Brazil surpassed 200,000 deaths from COVID-19 on Thursday, making it the country with the second-highest death toll in the world.

The Australian city of Brisbane began a three-day lockdown Friday night after a member of a hotel’s quarantine cleaning staff was found to have the highly contagious British mutation of the coronavirus.

"Doing three days now could avoid doing 30 days in the future," Queensland Premier Annastacia Palaszczuk said Friday morning when she announced the move.

The Sydney Morning Herald reports authorities are tracing the woman’s movements around the city. She is reported to be the first local person to have contracted the virus variant that has been reported in several people in hotel quarantine.

Johns Hopkins reports that Australia has more than 28,500 COVID cases.

Canada moved Thursday to keep elementary schools in the province of Ontario closed until at least Jan. 25. Ontario officials said that the positivity rate among children under 13 was as high as 20%.
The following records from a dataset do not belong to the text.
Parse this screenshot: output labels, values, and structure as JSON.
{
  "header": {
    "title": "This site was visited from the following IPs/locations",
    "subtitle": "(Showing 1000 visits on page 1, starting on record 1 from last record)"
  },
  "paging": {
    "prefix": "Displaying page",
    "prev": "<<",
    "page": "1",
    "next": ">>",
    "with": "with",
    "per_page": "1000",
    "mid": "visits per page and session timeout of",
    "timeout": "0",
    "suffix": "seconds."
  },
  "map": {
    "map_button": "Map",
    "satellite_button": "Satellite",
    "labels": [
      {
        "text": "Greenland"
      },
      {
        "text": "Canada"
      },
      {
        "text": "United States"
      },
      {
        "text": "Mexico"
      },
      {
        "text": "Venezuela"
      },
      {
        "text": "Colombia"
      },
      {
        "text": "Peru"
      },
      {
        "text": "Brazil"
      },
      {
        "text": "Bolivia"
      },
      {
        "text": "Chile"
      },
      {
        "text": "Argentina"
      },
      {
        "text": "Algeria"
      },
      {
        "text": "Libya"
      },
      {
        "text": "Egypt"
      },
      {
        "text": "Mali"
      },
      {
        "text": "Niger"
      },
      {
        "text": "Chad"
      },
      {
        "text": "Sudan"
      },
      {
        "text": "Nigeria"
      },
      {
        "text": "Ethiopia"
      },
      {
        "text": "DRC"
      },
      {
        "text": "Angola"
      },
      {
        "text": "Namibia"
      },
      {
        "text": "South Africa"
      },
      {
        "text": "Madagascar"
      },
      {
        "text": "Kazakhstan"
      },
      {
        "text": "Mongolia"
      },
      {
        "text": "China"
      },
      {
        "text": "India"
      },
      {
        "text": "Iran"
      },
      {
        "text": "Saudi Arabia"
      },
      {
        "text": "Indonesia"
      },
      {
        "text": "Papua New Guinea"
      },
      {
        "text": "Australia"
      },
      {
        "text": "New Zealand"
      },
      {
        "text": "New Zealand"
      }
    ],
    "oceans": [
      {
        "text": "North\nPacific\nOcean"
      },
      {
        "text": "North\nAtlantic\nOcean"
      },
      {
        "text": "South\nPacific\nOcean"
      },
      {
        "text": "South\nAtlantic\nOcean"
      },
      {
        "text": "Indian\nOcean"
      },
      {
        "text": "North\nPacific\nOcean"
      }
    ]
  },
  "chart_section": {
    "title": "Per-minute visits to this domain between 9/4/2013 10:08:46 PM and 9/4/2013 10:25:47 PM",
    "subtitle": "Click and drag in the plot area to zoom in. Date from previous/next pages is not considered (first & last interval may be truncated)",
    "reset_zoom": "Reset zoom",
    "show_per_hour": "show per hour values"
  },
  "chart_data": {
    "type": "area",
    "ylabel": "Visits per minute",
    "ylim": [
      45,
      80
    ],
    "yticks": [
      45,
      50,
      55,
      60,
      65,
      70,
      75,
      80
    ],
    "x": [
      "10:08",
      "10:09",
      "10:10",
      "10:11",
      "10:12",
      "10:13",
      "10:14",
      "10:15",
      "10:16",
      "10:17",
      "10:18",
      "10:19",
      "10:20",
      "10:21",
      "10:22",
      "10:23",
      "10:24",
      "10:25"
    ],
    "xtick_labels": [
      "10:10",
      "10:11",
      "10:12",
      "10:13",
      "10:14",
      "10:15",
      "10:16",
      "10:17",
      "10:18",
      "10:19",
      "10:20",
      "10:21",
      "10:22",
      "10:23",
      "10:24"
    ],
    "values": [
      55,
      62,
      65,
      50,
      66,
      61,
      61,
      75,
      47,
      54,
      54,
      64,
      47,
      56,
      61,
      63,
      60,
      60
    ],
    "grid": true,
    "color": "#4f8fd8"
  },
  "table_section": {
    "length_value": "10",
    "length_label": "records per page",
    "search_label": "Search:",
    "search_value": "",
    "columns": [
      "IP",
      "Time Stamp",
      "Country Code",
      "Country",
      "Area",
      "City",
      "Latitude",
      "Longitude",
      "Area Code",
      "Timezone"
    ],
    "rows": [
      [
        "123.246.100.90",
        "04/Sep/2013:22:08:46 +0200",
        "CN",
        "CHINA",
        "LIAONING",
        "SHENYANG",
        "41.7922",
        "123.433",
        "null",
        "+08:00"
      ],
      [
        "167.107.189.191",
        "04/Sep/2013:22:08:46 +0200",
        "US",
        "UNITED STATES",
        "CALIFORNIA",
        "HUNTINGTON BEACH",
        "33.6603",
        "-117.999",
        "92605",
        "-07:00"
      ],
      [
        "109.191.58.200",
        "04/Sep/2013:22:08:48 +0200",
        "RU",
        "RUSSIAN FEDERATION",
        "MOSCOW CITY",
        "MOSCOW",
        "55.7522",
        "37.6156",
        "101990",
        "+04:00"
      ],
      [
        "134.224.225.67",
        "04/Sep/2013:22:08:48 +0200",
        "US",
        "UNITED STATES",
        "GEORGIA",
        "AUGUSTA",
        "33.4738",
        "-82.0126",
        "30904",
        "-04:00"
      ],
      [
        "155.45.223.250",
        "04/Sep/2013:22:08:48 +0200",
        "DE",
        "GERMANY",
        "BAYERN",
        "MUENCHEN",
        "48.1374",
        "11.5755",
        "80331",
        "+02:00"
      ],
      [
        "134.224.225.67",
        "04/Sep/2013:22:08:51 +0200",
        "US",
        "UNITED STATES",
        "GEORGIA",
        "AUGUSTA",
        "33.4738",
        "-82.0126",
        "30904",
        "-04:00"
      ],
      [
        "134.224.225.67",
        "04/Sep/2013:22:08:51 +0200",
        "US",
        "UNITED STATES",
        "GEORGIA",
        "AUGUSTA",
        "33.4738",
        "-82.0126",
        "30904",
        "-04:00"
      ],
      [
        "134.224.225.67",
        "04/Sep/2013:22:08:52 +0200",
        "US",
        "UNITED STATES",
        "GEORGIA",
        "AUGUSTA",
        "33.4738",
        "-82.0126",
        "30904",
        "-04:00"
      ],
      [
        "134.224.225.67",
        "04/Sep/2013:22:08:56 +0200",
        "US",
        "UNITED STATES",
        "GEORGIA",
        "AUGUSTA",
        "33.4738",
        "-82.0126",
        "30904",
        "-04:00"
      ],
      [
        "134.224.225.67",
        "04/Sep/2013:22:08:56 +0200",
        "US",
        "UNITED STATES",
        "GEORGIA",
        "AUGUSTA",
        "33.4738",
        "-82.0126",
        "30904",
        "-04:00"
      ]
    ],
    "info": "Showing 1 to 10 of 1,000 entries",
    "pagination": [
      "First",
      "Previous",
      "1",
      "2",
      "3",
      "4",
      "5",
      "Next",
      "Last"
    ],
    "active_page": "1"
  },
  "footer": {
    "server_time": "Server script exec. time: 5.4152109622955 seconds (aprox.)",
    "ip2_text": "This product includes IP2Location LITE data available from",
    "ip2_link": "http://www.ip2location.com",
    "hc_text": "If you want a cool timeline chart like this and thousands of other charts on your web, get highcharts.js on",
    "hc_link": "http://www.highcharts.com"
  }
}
Japanese Prime Minister Yoshihide Suga has declared a state of emergency for Tokyo and three surrounding prefectures in response to a surge of new coronavirus cases in the capital city.

The decree lasts until Feb. 7. Residents in Tokyo, China, Kanagawa and Saitama prefectures are encouraged to stay home after 8 p.m., and restaurants and bars are also encouraged to close at the same time.